Further analysis by means of high-resolution gas chromatography demonstrated that while the nonenzyme-treatment samples had clearly visible hydrocarbon peaks out to at least C₄₄ (44 carbon atoms on a molecule, typical for high-carbon content paraffins), the enzyme-treated samples presented much smaller peaks beyond C₃₀, and no visible hydrocarbon peaks past C₃₇. According to Jumpstart, the observed reduction in high-carbon-number paraffins and a corresponding reduction in the molecular size of the waxes point to a positive contribution from the enzyme.

The enzyme's contribution to oil recovery may be a multipronged approach, as further testing indicated. "We commissioned a series of viscosity and interfacial-tension tests on these samples at the same time," Hartman said. "There was a sizable drop in viscosity, from 90.3 cP to 76.1 cP, in the presence of the enzyme treatment."

Interfacial-tension tests, which provide an indirect measure of the relative miscibility between oil and water, were conducted on oil/water samples in the absence of enzyme, oil/water samples in the presence of enzyme but prior to a heating/pressure treatment, and oil/water samples in the presence of enzyme and following a heating/pressure treatment.
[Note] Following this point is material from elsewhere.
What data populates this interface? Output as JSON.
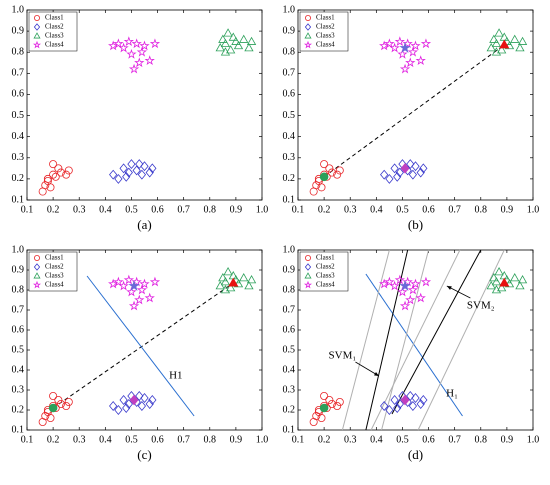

The Intertek report showed oil/water samples alone had fairly high interfacial tensions, on the order of 20.5 mN/m. For both enzyme-treated samples, there was an order of magnitude decrease in interfacial tension. "We expected to see a reduction of interfacial tension which was confirmed by these tests," Gray said, and noted that the heating/pressure step to simulate reservoir conditions did not influence this behavior.

"This indicated to us that in addition to catalyzing the breakdown of higher molecular-weight paraffins, the enzyme also possesses some biosurfactant properties, helping to release the oil from within the formation in the form of small droplets that are carried with fluids moving to a producing well," Gray continued. "The overall effect appears to improve relative permeability and oil mobility."